After the service was over, and the
congregation went into Downey Hall for treats and desserts, I was asked the
questions "How do you feel?" and "Do you feel any
different?" by many people. I responded by telling them, "No, I don't
feel physically different," and I followed that up, saying, "In the
sense of being mentally and spiritually different, I can indubitably sense a
change." After Confirmation, the Church views Confirmands as adults. After
hearing that I was now seen as an adult through the eyes of the Church, I knew
there was something new and different about me. I am a new person. I am someone
who can be looked up to. I am partitioned from childhood. I am now an adult in
the Episcopal Church. I am confirmed, not conformed.
-
Seamus
Clerkin, Spring 2014
What difference does it make? Learning more about our faith,
our traditions, our rites, our mission – in the course of several weeks, a
group of four young people from several churches in Erie county came together
to walk through an intense exploration in preparation for confirmation in the
Episcopal church.
I tried to remember my own confirmation experience at Holy
Rosary Roman Catholic Church in Johnsonburg. It’s odd what stands out in my
mind: the choice of Augustine for my confirmation name (because he was naughty
in his younger years but still found a way to be canonized), singing “Come Holy
Spirit” verses and drawing Bishop Murphy’s attention, my wonderful spiritual mentor and friend, St. Angela Marie
Servidio, who encouraged my growth in the Christian faith.

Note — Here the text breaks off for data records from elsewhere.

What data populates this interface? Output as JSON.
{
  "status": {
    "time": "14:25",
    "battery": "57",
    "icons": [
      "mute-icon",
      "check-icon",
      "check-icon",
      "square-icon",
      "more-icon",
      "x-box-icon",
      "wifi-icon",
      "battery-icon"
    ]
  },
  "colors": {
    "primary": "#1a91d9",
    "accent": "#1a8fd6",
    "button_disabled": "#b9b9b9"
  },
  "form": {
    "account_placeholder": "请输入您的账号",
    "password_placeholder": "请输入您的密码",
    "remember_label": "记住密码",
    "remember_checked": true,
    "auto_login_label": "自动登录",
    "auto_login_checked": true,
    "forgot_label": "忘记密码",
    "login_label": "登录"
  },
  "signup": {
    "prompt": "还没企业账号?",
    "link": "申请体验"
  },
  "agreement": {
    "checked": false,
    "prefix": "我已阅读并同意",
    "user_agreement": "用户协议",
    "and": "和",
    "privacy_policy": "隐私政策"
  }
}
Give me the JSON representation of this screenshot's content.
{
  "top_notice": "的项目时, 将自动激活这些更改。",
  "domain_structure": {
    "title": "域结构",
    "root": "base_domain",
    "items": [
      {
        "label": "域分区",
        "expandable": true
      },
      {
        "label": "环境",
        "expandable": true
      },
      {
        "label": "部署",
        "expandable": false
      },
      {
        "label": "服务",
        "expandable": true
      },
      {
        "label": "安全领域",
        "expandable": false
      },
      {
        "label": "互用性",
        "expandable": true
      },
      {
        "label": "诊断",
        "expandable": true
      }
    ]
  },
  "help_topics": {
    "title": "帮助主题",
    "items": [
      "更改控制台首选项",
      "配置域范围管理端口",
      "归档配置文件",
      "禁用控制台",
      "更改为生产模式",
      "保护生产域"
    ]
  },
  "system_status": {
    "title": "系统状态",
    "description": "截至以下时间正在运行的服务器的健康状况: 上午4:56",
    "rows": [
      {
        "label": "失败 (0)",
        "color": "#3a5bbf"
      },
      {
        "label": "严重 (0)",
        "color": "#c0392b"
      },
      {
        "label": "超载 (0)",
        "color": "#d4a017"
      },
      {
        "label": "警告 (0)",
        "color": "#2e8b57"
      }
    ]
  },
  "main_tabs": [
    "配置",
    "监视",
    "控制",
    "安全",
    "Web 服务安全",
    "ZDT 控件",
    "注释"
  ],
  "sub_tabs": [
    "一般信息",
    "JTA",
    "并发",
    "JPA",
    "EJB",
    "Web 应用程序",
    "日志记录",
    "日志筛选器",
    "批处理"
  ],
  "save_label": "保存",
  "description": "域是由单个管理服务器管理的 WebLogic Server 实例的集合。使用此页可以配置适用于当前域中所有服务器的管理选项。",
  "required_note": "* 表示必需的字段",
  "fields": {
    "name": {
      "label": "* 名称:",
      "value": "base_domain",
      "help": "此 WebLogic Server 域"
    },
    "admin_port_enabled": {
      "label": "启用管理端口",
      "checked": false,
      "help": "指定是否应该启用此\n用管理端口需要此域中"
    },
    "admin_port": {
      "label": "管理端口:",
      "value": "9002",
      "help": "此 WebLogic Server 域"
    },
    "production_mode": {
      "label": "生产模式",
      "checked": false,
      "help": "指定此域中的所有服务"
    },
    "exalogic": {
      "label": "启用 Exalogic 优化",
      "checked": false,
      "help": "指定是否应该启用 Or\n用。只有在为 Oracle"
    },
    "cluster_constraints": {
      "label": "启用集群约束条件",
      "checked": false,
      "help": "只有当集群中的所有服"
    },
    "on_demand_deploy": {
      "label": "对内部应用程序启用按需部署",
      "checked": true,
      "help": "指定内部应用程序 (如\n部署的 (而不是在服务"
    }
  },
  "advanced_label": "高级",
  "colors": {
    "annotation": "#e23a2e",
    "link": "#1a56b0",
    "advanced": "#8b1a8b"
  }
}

And I remember what Seamus described. A change – something
about me had shifted at the moment of confirmation. I was no longer a child,
and while I was still young in faith (what the Church used to call the stage of
Mystagogy (post-Easter neophyte member in the ancient tradition), I was no
longer naïve. I had knowledge, and I had a role in the mission of the work of
Jesus Christ.
I can remember other moments of change heightened by the
sacramental rites: becoming Almi’s husband in the rite of marriage, being made
a priest in the rite of ordination. Each time, something inside and outside
changed – ontologically changed. My very essence was different; the moment
before I was not, then as a result of sacramental sign in words said, hands
laid on, and oil applied, I became someone new.
Seamus’ words on what happened to him at confirmation are
worth all of our reflection. How often do we consider just how much we changed
when we became full members of our faith tradition? How often do we affirm our
own participation in the Jesus work in the world? How often do we recognize
that as a result of Christ’s love and invitation, we are not nor can ever be
who we were before our transformation in the sacrament of confirmation?
Thank you, James, Koby, Mauri, and Seamus, for your
willingness to be confirmed in faith, and for confirming in us our call to
share in Jesus’ mission of love and forgiveness in our broken world.